Yo había pronunciado mi última frase de manera un tanto abrupta, aunque luego lo lamenté, pues era evidente que ella tenía otras cosas en que pensar: en sus dos hijos muertos, en un marido violento, en ese hijo pequeño, taciturno y agreste.

Cuando la cárcel de Beau-Bassin se vació, cuando por fin volví al colegio, nunca hablé con nadie de David. Nunca hice preguntas, nunca conté lo que me había pasado, nunca grité de dolor, me limité a levantarme y a seguir con mi vida. Cuando mi madre me preguntó adónde pensaba ir con David, le respondí: a Mapou para ver a Anil. Ella me dijo amablemente una frase reservada a los niños, Anil está en el cielo, y me hizo prometer que no volvería a irme de esa manera. Yo ya no quería ver de nuevo a Anil porque, por extraño que pudiera parecer, ahora que David se había ido, tenía la sensación de que Anil también estaba muerto y enterrado.

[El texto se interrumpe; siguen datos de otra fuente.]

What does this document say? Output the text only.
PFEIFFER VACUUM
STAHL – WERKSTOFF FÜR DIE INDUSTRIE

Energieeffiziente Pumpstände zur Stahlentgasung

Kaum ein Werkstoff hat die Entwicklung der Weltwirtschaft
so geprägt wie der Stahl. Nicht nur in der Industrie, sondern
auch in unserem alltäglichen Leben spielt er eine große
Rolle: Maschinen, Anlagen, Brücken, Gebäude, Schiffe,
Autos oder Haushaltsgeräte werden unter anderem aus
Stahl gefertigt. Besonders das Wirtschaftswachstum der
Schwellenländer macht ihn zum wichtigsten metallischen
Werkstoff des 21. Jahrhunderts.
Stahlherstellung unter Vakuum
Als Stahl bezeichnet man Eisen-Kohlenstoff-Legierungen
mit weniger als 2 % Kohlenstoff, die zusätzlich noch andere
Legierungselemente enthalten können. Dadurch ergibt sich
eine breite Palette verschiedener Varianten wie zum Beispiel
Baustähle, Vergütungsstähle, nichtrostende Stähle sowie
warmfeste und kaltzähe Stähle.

Cuando iba a la escuela y caminaba en el frescor de la mañana, mientras el rocío brillaba en la hierba y reinaba el silencio, yo notaba el vacío en mi interior. Recuperé la costumbre de colarme en agujeros, a hundir la cabeza en la tierra, a camuflarme entre los arbustos y a subirme a los árboles para esconderme. Me acercaba a la prisión y me tiraba horas vigilando aquel patio vacío, sucio y abandonado. Sólo ahí, en el lugar en que vi a David por primera vez, sólo ahí me permitía llorar. Al igual que la cárcel de Beau-Bassin, también mi vida estaba vacía y volví a hablar solo, a contarles cosas a mis hermanos, a David. Cuando cerraba los ojos, Anil, Vinod, David y yo formábamos una fraternidad indivisible, y a veces, en sueños, parte de mi cabello era rubio.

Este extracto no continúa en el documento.